3. Отношение
на основе принципа свободы — как внутреннее отношение ее членов друг к другу, так и внешнее отношение церкви к политической власти – то и другое в свободном государстве (стало быть, ни иерархия, ни иллюминатизм, но вид демократии на основе особых внушений, которые в голове каждого человека могут принимать иной облик, чем у других).4. Ее модальность, неизменяемость
согласно ее конституции, за исключением, однако, изменяющихся по времени и обстоятельствам некоторых частных установлений, касающихся ее администрации; для этого она уже в самой себе (в идее своей цели) должна содержать твердые принципы a priori. (Следовательно, она должна строиться на основе изначальных, однажды как бы в виде кодекса официально созданных в качестве предписания законов, а не произвольных символов, которые, поскольку их подлинность удостоверить нельзя, доступны возражениям и потому могут быть изменены.)Следовательно, этическое общежитие как церковь, т. е. рассмотренная исключительно как представительница
Царства Божьего, не имеет, собственно, в соответствии со своими основами, правления, подобного политическому. Правление в подобной общности не бывает ни монархическим (под началом папы или патриархов), ни аристократическим (епископов и прелатов), ни демократическим (как у сектантствующих иллюминатов). Его лучше всего сравнивать с домашней общиной (семьей), предводительствуемой общим, хотя и невидимым моральным отцом, поскольку его священный сын, который знает его волю и вместе с тем состоит со всеми членами этой общины в кровном родстве, занимает в ней его место в том смысле, что он доносит его волю до людей, которые в силу этого почитают в нем отца и таким образом вступают в добровольное, всеобщее и продолжительное сердечное единение между собой.V. Конституция любой церкви всегда исходит из какой-нибудь исторической веры (веры откровенной), которую можно называть церковной верой и лучше всего основывать на Священном Писании
Чистая религиозная вера
одна только может обосновать всеобщую церковь, ибо только она является верой разума, которую можно убедительно сообщить каждому, между тем как основанная только на фактах историческая вера может расширять свое влияние не далее чем этого могут достигнуть по обстоятельствам времени и места известия, дающие возможность судить о ее достоверности. И можно лишь упрекнуть слабость, свойственную человеческой природе, в том, что на эту чистую веру никогда нельзя рассчитывать настолько, насколько она того заслуживает, а именно настолько, чтобы лишь на ней и основывать церковь.Людей, сознающих свою неспособность к познанию сверхчувственных вещей – хотя они и относятся к подобной вере (которую, в общем, они должны считать убедительной для себя) со всем возможным почтением, – нелегко убедить в том, что постоянное стремление к морально-доброму образу жизни есть все, чего Бог требует от человека, чтобы тот мог стать угодным подданным его Царства. Свои обязанности они не могут представлять себе иначе, нежели в форме некоего служения Богу.
А здесь дело сводится уже не столько к внутренней моральной ценности поступков, сколько скорее к тому, чтобы совершать их для Бога и таким образом – как бы они ни были сами по себе индифферентны в моральном отношении – все же угодить ему хотя бы пассивным послушанием.

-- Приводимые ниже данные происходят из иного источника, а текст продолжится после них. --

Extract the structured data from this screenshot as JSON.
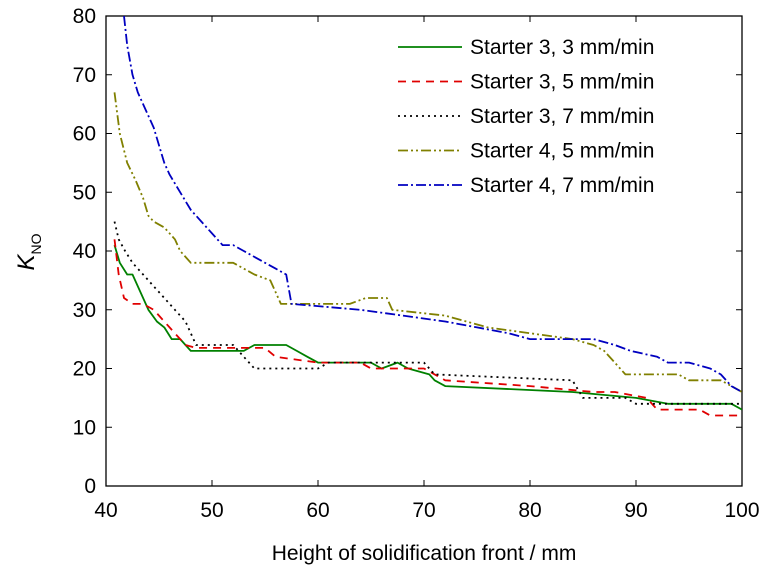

Этим людям и в голову не приходит, что если они исполняют свои обязанности по отношению к людям (к самим себе и к другим), то именно тем самым они исполняют и божественные заповеди, а следовательно, во всем своем поведении, поскольку оно имеет отношение к нравственности, постоянно служат Богу
, и что лучше служить Ему каким-либо другим способом безусловно невозможно (поскольку они все же не могут воздействовать и иметь влияние ни на какое другое существо, кроме существ в этом мире, но отнюдь не на Бога). Ведь каждому значительному мирскому властителю свойственна особая потребность: быть почитаемым со стороны своих подданных и прославляемым ими с помощью выказывания ими покорности; без этого он не может ожидать от них такого повиновения своим приказаниям, какое он находит нужным, дабы повелевать ими. Кроме того, как бы разумен ни был человек, он все же всегда находит в выражении почитания непосредственное благорасположение, а стало быть, рассматривает долг, поскольку он вместе с тем есть и божественная заповедь, как занятие делами Бога, а не человека, и таким образом возникает понятие о религии богослужебной вместо понятия о чистой моральной религии.